In many computer network applications, several different types of systems or devices may be connected to a common backplane. From within a computer system enclosure, storage units may connect to the common backplane and from without that enclosure, devices or systems that may desire to connect to the storage units do so through the backplane. The system or device that connects to the storage device through the backplane may do so through an interconnect bus that operates according, for example, the Small Computer Storage Interconnect ("SCSI") protocol, an industry standard. The storage units to which this interconnect bus connects also operate according to the SCSI protocol.
Another protocol which a system or device may use for its interconnection bus is the Digital Small System Interconnect ("DSSI") protocol. The DSSI protocol has been developed by Digital Equipment Corporation, Maynard, Massachusetts, and is the subject of co-pending U.S. application Ser. No. 07/562,433, filed Jul. 19, 1990.
The interconnect bus for using either SCSI or DSSI protocol may be part of an interface. Therefore, the interconnect buses will be referred to as a SCSI bus or a DSSI bus to denote the operable protocol.
Electrical signals that form the SCSI or DSSI bus operate as transmission lines. As such, it is necessary to terminate these transmission lines at both ends with a termination component. This termination component must have an impedance equivalent to the electrical characteristics of the transmission lines.
The DSSI bus has different electrical characteristics than the SCSI bus. For example, the impedance, bus driver, and receiver components are different for each bus. The existence of the different electrical characteristics for the DSSI and SCSI buses results in the DSSI bus having improved signal integrity by preventing voltage overshoots and undershoots. This improves the noise margin between logic "0" and logic "1" values.
With regard to the bus driver components for the two buses, the driver for SCSI bus is capable of sinking a load of up to 48 mA of current, while the driver for the DSSI bus is capable of sinking loads as high as 100 mA of current. Therefore, the DSSI bus drivers can be used to drive a SCSI bus since the DSSI driver components are under stressed when operated to perform this task. However, the DSSI and SCSI buses have distinctive impedances. As such, a storage device operating under the SCSI protocol cannot connect to a DSSI bus and vice versa because the bus termination component could not match the impedance in both directions.

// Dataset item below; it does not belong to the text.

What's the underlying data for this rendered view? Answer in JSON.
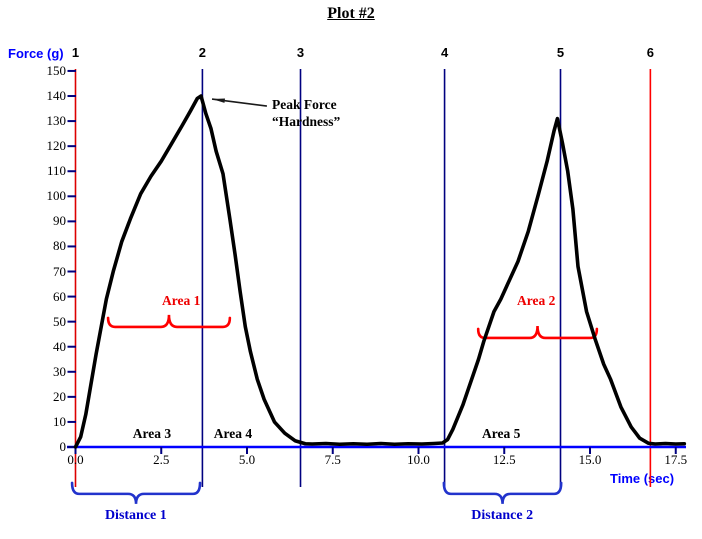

Even though logical signalling of information on a SCSI or DSSI bus is the same, the SCSI bus requires a termination impedance of 132 .OMEGA., while the DSSI bus requires a termination impedance of 85 .OMEGA.. Normally, the electrical characteristics of the termination component associated with either the SCSI or DSSI bus match those of that bus. This, however, causes problems when a system is configured with termination components that are married to either SCSI or DSSI technology because storage units that are supported by storage assemblies may change or at the time of manufacture may not be known. Therefore, every time a storage unit is changed or a decision is reached with regard to storage units, it may result in the necessity to change the termination component to accommodate the particular bus and storage unit connected to it through the termination component.
Changing termination components either at the manufacturing site or in the field requires time and expertise which is not always available. Moreover, the removal or swapping of termination components requires that unused components be saved in case the original storage units are needed again. Mechanical switches to select the proper termination components are cumbersome and expensive.
Accordingly, it would be desirous to have a termination component that is capable of operating at more than one impedance to accommodate more than one bus type to be connected to it.